Jones’ animated film is about an ambitious young woman who was at the verge of giving up on her dreams because her mother was ill, however, the words of Michelle Obama was her motivation to keep going for gold.
“It’s about a girl who is trying to become an architect, but as she’s trying to reach her goal, a bunch of obstacles are getting in her way, so she tries to overcome those obstacles to reach her goal,” Jones said. “I wanted to show the film through animation because it felt like the best way to engage people my age, but I also really love animation.”
The Santa Clarita resident is not your average 13-year-old. She is a trained gymnast with eight years of experience under her belt who juggles lots of different things: schoolwork, piano lessons, district Honor band first chair and most certainly filmmaking.
It only takes one who is committed to achieving her dreams to be able to handle this like a pro. Jones funded the majority of the production by herself. She worked odd jobs, recycled for family and friends, and saved her earnings to produce her film.
Her family is her biggest motivation and support system and she takes inspiration from women in the film industry. Living in Los Angeles also boosted her love for the industry. Her role models are Rebecca Sugar, Ava Duverney, and Michelle Obama.
“I started with the idea, writing the story and creating the characters,” Jones said, adding that she used some of her favorite women leaders as inspiration for the story. “There’s a lot, but I think some of my favorites would be women who work in the film industry, like Rebecca Sugar, Ava DuVernay or Oprah, because I want to be one of those women (someday).”
Jones does not mind spending hours a day crafting, drawing, and studying films to get inspiration to make her own — which she did.
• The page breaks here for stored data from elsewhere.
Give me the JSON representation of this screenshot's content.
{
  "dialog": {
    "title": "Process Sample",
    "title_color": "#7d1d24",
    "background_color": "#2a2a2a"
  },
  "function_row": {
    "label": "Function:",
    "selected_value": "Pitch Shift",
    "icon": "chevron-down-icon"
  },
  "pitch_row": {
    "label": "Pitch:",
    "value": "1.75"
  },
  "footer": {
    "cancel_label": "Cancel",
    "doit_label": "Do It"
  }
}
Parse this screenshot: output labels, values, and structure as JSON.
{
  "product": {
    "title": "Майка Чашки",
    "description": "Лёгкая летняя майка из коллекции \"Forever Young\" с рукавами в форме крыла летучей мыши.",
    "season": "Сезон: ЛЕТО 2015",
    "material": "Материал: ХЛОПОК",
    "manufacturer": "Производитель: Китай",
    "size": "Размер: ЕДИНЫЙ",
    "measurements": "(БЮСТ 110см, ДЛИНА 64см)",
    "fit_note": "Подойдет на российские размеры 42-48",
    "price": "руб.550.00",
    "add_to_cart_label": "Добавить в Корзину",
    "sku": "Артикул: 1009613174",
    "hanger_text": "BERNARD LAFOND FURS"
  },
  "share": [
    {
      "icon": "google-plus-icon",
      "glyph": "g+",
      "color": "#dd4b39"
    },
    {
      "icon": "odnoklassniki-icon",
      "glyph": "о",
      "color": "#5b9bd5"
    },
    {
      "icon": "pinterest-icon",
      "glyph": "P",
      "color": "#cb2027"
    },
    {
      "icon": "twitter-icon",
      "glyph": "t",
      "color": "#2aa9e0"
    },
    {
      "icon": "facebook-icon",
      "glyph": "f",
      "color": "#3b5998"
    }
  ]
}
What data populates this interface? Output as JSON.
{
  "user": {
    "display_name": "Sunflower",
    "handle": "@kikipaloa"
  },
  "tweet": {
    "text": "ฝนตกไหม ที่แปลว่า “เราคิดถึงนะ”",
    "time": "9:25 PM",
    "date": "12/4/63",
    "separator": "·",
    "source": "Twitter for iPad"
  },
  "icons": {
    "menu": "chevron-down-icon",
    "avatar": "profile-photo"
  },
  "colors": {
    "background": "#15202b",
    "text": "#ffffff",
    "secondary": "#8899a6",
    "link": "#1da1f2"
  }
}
As the director of the film, Jones oversaw the creative aspects of production and making sure she visualized her script well enough to direct the animator. She was happy with the outcome of the animation because her vision became a reality.
The ambitious animated filmmaker also co-wrote the film’s theme song with Grammy-nominated producer, Ben Franklin.
The greatest lesson Jones wants to share with the world is that we are all capable of achieving greatness once we believe in ourselves. She wants to impact the world positively and hopes the film inspires young people to face all adversities headstrong as they pursue their dreams.